In the early 1940s a young lawyer named Nelson Mandela established South Africa’s first black legal practice.
In 1944 he joined the African National Congress (ANC) and for 20 years led a campaign of defiance against the South African government’s policy of racial segregation known as apartheid.
Then, after organising a three-day national strike in 1961, Mandela was charged with offences including sabotage and treason.
On 20 April 1964, facing the possibility of the death penalty, he told the court “During my lifetime I have dedicated my life to this struggle of the African people . . . I have cherished the ideals of a democratic and free society in which all persons live together in harmony with equal opportunities. It is an ideal which I hope to live for, and to see realised. But My Lord, if needs be, it is an ideal for which I am prepared to die”.
Mandela did not receive the death penalty but was instead sentenced to life imprisonment.
As a political prisoner, he became an ever more potent symbol of black resistance to apartheid, particularly in the light of his refusal to be party to any deal with the South African government.

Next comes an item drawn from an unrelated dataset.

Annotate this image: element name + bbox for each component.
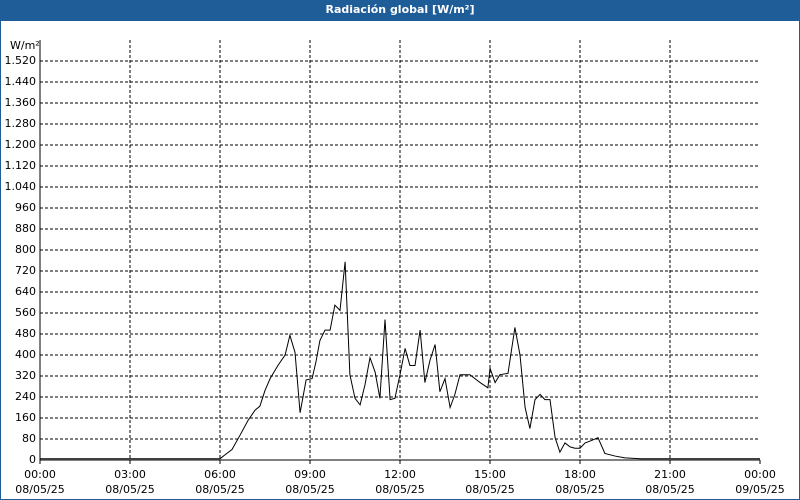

As the years passed, calls from around the world for his release became more insistent, reaching a crescendo in 1988 – the year of his 70th birthday – with a tribute concert that was broadcast in 60 countries.
Political change came to South Africa with the election of F.W. de Klerk as Prime Minister in 1989, and the greatest symbol of de Klerk’s intention to end apartheid was the freeing of Nelson Mandela.
On 11 February 1990, crowds around the world celebrated at the news of Nelson Mandela’s release from Victor Verster prison. Mandela had been imprisoned for 27 years.
Mandela was dignified in release but remained defiant, saying “I greet you in the name of peace, democracy and freedom for all”.
He immediately resumed his leadership of the ANC and led multi-party negotiations to achieve the first multiracial elections in the country.
The apartheid constitution was dissolved in December 1993 and free multiracial elections were held the following year, as a result of which de Klerk became vice president and, on 10 May 1994, Nelson Mandela was inaugurated as South Africa’s first black president.
After suffering from a prolonged respiratory infection, Mandela died on 5 December 2013 at the age of 95. Ten days of national mourning were declared in South Africa and a memorial service held at Johannesburg’s FNB Stadium on 10 December 2013.